А потом мы с мамой поехали в Париж, мама заболела, и мы поселились у доктора в большом доме, где в саду в разные стороны расходилось множество тропинок. Иногда мы целый день проводили вместе, и я бегала вместе с ней по пологим склонам. И мама снова становилась как девочка и часами играла со мной. А потом приехали папа вместе с няней. Папа говорил, что мы с мамой его самые любимые и самый счастливый момент в его жизни случился, когда он оказался на Брайтон-роуд (мама говорила, он сидел, уткнувшись в книгу, и едва ли заметил их с тетей) и увидел, что у экипажа сломалась ось.

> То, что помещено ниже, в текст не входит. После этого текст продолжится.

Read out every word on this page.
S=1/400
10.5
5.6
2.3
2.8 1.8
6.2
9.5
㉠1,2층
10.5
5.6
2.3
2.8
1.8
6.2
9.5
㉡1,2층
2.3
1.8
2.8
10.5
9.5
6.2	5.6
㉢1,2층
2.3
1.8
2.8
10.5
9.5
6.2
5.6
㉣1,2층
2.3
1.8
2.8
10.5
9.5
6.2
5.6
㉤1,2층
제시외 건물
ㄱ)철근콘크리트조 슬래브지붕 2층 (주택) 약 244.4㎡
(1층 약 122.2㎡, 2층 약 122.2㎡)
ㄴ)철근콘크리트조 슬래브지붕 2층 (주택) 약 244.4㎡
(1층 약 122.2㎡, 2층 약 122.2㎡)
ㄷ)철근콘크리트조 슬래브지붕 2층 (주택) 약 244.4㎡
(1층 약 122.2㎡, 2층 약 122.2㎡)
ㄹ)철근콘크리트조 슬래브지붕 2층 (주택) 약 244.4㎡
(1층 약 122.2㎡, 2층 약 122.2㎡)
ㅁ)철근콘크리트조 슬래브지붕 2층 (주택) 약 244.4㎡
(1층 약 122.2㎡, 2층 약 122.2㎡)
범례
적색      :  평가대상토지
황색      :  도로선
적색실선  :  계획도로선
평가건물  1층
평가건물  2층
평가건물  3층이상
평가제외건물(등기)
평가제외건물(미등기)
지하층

Иногда мама сердилась и швыряла чашку, которую держала в руках, на пол или стукала в сердцах ладонями по ручкам кресла, хотя для меня всегда оставалось загадкой, что могло вывести ее из себя. Тем не менее даже в такие моменты я никогда не боялась ее, потому что знала: она меня любит и никогда не сделает мне ничего плохого.
Мама и сама говорила это.
Потом доктор сказал, что нам лучше больше не видеться, и мы вернулись в Англию. Я вспоминаю папино лицо в дилижансе, который увозил нас из Парижа, и лампу, раскачивавшуюся на ухабах, и папу, ругающего меня за какую-то шалость, и себя саму, мечтавшую скоро снова увидеть маму, и о том, что все будет хорошо.
Но я ее так больше и не увидела.
А потом она умерла — мне исполнилось тогда двенадцать. У меня был большой друг по имени Тиши Коул, а папа писал книгу о сэре Томасе Море, — и мне стало казаться, что кто-то, кого я знала много лет назад, а теперь забыла, возвращается и преследует меня. И я решила никогда больше не забывать маму, ее золотистые волосы и то, как мы вместе с ней сбегаем по склонам в саду докторского дома. Но доныне я так этого решения и не выполнила.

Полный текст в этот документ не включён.